By 2012, the freight markets were back to the pre-boom levels while hundreds of ships were still being delivered without any secure charters. Investors were still being encouraged to believe that the markets would recover to the boom levels and huge profits would be made from selling the new ships or their building contracts.
Thus today we have surplus capacity in most sectors and a large orderbook of ships still to be delivered. Most of the publicly quoted companies are reporting dismal results and their balance sheets continue to get worse as their income is not sufficient to meet the interest on their debt and the ships continue to depreciate in value.
The true position of many companies is obscured by using EBITDA to report their results. This accounting system excludes the two primary expenses of Interest and Taxes and fails to recognize that ships are depreciating assets with an average life-span of 20 years. It also fails to provide for the cash reserves that are needed for compulsory dry-docking and maintenance that become increasingly costly as the ships age.

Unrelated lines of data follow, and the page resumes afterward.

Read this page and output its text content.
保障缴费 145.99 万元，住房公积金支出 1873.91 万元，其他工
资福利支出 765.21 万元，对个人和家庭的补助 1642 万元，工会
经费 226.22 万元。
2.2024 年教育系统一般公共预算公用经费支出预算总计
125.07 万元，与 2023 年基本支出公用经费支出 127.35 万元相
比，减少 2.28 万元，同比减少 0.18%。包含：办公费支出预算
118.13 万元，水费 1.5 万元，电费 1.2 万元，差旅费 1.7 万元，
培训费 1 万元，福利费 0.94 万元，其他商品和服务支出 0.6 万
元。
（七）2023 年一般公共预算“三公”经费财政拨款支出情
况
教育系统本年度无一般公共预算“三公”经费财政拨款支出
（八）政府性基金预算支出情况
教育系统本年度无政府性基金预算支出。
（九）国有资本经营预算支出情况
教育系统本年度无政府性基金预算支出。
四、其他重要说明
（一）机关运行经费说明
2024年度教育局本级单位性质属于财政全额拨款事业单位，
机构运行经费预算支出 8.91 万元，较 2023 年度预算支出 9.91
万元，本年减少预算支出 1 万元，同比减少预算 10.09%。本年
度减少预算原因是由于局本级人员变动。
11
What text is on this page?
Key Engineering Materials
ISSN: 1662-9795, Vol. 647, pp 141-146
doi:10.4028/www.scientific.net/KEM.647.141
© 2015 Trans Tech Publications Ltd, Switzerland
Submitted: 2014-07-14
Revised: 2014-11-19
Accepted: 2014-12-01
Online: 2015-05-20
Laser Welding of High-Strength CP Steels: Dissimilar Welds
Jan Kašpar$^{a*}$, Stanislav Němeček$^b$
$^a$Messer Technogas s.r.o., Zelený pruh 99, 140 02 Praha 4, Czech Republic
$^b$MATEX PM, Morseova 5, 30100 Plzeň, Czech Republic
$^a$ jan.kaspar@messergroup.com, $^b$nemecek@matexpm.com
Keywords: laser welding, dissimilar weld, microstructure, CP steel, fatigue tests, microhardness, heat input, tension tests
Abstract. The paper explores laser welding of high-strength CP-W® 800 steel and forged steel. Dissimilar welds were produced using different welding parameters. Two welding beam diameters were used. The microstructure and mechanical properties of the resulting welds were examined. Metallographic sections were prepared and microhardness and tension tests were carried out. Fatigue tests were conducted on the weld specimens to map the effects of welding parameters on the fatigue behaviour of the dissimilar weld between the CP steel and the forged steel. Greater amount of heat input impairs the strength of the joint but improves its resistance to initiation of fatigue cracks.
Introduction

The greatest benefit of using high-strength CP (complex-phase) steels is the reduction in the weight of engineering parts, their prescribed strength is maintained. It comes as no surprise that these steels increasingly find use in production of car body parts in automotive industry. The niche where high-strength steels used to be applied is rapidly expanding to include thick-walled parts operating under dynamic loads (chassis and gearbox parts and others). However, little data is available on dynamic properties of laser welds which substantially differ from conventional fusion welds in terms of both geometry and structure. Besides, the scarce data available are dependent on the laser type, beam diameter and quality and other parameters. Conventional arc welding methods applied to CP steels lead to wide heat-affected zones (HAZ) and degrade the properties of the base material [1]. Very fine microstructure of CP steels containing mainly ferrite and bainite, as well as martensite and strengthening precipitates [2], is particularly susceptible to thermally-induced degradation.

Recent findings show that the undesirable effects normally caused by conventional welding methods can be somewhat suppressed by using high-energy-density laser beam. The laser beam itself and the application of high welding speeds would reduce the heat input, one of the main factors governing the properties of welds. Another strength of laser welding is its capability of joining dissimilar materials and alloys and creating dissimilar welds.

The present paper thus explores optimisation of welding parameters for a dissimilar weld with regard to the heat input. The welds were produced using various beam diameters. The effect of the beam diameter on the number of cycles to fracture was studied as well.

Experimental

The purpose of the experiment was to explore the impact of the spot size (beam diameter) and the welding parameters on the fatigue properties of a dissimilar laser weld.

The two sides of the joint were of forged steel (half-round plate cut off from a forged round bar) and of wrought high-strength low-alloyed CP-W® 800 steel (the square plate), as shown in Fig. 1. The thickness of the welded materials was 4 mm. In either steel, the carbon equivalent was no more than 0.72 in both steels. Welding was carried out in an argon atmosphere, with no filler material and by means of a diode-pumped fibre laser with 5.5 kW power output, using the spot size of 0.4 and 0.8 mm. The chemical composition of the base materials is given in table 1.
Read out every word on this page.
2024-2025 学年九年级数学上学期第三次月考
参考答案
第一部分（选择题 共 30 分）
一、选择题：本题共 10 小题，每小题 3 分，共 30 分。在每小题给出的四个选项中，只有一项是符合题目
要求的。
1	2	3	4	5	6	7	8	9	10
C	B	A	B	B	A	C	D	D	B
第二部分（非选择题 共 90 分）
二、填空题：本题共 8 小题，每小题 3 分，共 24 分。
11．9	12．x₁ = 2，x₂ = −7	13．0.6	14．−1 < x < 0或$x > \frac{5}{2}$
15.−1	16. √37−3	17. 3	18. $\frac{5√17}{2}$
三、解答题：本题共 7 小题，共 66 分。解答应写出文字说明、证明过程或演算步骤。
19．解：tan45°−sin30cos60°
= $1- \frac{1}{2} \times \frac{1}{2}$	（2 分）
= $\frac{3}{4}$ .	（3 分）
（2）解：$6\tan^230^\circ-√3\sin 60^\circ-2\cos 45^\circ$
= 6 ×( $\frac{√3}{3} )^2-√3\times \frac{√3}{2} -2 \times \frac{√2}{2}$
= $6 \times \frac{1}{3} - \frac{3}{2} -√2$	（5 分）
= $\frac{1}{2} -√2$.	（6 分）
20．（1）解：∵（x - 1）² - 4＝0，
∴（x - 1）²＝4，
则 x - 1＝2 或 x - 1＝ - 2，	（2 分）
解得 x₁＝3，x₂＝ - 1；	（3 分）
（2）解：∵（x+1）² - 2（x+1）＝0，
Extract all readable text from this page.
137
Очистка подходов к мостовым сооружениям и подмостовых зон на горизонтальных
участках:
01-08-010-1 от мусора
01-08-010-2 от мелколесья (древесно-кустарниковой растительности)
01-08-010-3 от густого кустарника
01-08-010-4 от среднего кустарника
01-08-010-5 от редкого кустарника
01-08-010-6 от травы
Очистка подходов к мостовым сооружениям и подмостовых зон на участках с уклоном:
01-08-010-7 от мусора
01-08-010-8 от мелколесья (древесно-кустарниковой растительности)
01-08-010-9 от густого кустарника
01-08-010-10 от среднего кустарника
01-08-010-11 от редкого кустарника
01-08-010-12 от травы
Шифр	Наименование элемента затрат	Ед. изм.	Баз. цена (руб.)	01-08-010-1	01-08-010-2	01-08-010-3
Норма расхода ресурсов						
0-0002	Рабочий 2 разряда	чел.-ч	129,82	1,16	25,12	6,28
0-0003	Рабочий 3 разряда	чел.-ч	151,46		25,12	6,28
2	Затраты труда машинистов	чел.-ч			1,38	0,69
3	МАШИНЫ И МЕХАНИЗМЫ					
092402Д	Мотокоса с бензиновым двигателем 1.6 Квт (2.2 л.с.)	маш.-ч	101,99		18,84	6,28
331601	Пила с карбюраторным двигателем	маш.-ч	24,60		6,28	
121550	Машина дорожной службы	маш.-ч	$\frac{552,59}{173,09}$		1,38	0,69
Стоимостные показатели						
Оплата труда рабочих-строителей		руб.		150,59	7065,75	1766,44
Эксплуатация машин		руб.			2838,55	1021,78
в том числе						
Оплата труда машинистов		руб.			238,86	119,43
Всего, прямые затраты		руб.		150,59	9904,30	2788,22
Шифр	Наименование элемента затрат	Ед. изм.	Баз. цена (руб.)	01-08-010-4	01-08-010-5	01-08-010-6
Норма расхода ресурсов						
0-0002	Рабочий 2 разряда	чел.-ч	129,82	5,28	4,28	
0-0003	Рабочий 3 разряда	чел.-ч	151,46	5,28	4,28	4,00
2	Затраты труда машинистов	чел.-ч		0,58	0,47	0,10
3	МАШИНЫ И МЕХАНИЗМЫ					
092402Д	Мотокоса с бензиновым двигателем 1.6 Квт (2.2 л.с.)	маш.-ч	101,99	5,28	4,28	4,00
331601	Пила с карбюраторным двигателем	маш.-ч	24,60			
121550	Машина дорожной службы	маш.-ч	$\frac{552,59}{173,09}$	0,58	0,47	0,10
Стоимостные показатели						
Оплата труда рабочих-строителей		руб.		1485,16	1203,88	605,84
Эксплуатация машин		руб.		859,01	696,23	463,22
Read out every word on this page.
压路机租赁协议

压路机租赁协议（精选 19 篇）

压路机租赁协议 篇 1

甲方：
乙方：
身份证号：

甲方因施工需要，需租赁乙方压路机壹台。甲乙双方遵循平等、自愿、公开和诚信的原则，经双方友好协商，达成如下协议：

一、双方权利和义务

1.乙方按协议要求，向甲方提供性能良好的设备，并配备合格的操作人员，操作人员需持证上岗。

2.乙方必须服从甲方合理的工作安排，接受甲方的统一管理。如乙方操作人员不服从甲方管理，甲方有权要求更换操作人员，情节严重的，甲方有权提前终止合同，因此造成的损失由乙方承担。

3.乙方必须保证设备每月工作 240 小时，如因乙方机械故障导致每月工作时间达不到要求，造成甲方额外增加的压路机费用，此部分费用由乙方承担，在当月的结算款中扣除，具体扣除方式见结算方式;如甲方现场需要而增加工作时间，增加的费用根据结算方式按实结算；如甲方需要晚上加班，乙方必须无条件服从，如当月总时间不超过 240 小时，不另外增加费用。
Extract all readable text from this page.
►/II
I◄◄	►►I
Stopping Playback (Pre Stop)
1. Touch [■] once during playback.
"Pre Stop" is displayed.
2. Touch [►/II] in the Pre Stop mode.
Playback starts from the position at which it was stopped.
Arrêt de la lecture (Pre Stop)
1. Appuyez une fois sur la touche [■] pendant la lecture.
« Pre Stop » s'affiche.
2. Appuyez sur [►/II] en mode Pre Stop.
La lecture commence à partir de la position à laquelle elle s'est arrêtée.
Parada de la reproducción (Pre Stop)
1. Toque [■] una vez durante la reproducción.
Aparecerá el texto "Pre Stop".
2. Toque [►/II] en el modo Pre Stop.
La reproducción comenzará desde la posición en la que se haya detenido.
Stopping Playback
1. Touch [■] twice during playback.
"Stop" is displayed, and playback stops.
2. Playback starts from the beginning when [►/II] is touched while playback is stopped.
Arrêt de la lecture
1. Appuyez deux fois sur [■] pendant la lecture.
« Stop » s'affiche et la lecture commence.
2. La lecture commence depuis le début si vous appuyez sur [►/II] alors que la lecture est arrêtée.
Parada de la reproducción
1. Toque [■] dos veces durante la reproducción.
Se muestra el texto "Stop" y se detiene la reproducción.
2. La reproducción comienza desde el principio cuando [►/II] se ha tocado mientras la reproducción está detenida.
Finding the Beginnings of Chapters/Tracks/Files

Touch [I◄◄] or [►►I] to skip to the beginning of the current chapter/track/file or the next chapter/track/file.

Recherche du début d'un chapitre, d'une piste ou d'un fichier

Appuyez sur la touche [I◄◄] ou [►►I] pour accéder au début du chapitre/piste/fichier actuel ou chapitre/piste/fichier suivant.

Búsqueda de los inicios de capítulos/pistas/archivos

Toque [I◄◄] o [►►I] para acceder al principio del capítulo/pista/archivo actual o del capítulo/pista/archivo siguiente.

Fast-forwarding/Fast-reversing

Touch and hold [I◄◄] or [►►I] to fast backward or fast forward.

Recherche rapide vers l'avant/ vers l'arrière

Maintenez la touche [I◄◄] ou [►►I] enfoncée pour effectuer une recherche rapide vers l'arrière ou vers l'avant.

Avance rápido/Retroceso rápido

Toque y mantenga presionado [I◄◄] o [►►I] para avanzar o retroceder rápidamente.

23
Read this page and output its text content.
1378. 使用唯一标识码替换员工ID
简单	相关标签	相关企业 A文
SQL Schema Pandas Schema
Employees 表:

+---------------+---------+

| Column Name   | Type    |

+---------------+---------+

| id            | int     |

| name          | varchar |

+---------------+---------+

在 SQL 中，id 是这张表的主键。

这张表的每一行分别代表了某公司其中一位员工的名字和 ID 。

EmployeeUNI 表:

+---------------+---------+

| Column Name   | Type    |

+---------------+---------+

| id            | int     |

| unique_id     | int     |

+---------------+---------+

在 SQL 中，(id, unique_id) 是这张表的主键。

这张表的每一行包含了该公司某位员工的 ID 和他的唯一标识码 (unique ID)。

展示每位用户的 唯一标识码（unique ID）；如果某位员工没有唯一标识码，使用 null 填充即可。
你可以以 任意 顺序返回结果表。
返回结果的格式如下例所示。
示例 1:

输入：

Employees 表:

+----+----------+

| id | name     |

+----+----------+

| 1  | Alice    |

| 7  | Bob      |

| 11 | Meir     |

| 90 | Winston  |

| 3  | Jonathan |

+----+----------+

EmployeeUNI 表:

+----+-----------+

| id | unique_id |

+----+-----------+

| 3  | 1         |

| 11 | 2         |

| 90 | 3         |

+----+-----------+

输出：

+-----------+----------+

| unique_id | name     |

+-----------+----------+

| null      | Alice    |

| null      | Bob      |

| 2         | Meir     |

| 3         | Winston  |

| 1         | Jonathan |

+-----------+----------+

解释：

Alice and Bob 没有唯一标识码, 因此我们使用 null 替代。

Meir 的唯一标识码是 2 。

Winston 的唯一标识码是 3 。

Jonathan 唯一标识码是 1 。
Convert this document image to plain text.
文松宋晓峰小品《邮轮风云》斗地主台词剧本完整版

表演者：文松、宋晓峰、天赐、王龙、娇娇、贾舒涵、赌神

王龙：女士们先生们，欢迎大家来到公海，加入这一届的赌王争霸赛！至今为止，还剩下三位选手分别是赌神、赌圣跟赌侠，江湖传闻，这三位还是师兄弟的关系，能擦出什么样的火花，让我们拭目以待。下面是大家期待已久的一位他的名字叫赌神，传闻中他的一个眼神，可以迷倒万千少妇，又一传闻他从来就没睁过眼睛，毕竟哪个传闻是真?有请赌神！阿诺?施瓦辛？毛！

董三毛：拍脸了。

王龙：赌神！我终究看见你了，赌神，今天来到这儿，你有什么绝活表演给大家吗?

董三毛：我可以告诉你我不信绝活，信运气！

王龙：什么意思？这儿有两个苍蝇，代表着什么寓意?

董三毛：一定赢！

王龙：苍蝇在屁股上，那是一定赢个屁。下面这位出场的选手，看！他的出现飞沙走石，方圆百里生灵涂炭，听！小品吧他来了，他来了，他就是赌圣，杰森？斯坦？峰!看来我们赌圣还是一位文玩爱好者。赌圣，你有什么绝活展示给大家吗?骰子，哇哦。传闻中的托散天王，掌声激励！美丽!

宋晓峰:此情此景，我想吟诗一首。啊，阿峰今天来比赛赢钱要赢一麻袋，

There is little or no new bank debt available except for the Export Finance banks of countries continuing to build new ships. Many of the managed funds are looking to exit but face significant losses if they do. The major cargo interests in both the wet and dry markets are looking to secure ships on long term charters, but with owners that are well managed and financially strong.
The winter will be cold and harsh for many, particularly if interest rates continue to rise.
Paul Slater is Chairman of First International Corp. in New York.
The opinions expressed herein are the author's and not necessarily those of The Maritime Executive.